Cocaine use led to "a full-blown drug addiction by the end of my
sophomore year." When she couldn't get cocaine, she used meth, so easy
to make and find. Living from one binge to the next, "it was as if I
were dead, waiting for my toe tag."

Because St. Louis has been identified as a city where meth is widely
available and parents are just as widely unaware of it, the region has
been chosen to debut new ads from the Partnership for a Drug-Free
America. Who could have dreamed that the generation that inhaled - and
lied about it to their kids - would be such a bunch of blockheads
about their kids' drug scene? Count me among the clueless.

Missouri is the nation's runaway leader in meth labs. St. Louis is
indentified as an "emerging" market, with the right deadly mix of drug
availability and parental ignorance to become a high-use city.

In one ad, a woman's eye fills the screen. A tweezer is frantically
plucking away the eyebrow as the bloodshot eye stares. The tweezer
yanks and picks until you can barely stand it, and then the camera
pans out to reveal the other eyebrow, plucked raw and bloody. A
woman's voice says, "It's amazing what you can accomplish when you're
on meth."

Remembering the Reefer Madness campaigns of my youth, implying that
one breath of marijuana would land you in the loony bin, I asked
Colleen if she'd done anything like the eyebrow ad on meth. "Oh,
yeah," she said. "One time I was out of it, and I was pinching and
pulling on my face for three days. I'm lucky it didn't leave any scars."

It was news to me that Colleen fits the profile of a meth high-risk
group: high-achieving young women. "It's the superwoman drug. Women
use it to be superwife, superemployee and super thin," Cindy Nichols,
a drug counselor and former meth addict, told Glamour magazine.
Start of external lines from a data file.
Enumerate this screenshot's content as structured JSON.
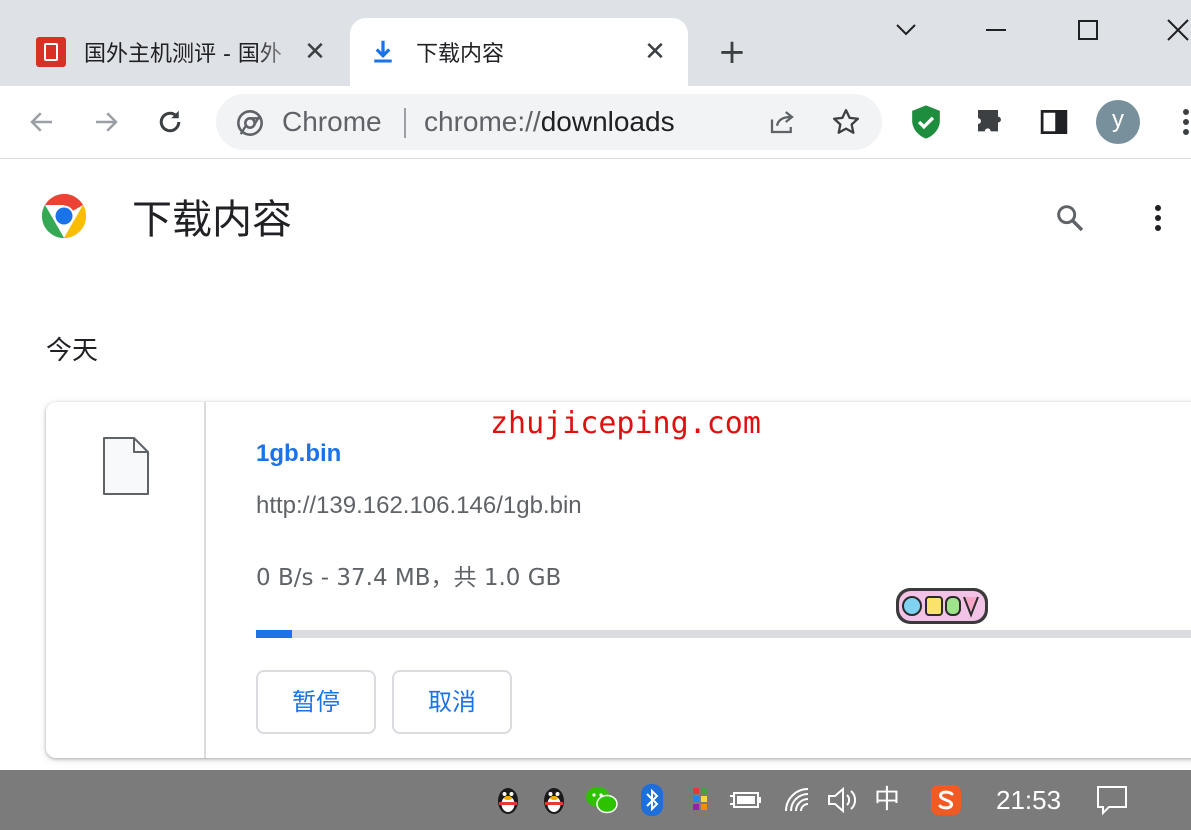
{
  "tabs": [
    {
      "title": "国外主机测评 - 国外",
      "favicon": "site-favicon-icon",
      "active": false
    },
    {
      "title": "下载内容",
      "favicon": "download-icon",
      "active": true
    }
  ],
  "window_controls": [
    "chevron-down-icon",
    "minimize-icon",
    "maximize-icon",
    "close-icon"
  ],
  "omnibox": {
    "chip": "Chrome",
    "url_scheme": "chrome://",
    "url_host": "downloads"
  },
  "avatar_letter": "y",
  "page": {
    "title": "下载内容",
    "date_heading": "今天"
  },
  "download": {
    "file_name": "1gb.bin",
    "url": "http://139.162.106.146/1gb.bin",
    "status": "0 B/s - 37.4 MB，共 1.0 GB",
    "progress": 0.0374,
    "pause_label": "暂停",
    "cancel_label": "取消"
  },
  "watermark": "zhujiceping.com",
  "sticker_text": "OZSV",
  "taskbar": {
    "ime": "中",
    "clock": "21:53"
  },
  "colors": {
    "accent": "#1a73e8",
    "tabstrip": "#dee1e6",
    "watermark": "#e01010",
    "shield": "#1e8e3e",
    "taskbar": "#7b7b7b"
  }
}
According to a survey done for PDFA, only about a quarter of St. Louis
parents believe meth and ecstasy are a risk in their children's
schools, while 40 percent of St. Louis teens reported knowing someone
who uses meth, and half know ecstasy users. Eighteen percent of the
teens have been offered meth, 32 percent ecstasy.

What finally made Colleen quit was the realization it had become a
matter of life and death. Having shared dirty needles, Colleen sweated
out tests for HIV. She is not infected.

She graduated from Parkway Central two years ago and is attending the
University of Missouri at St. Louis, hoping to get a masters in
education. There certainly is much Colleen can teach us.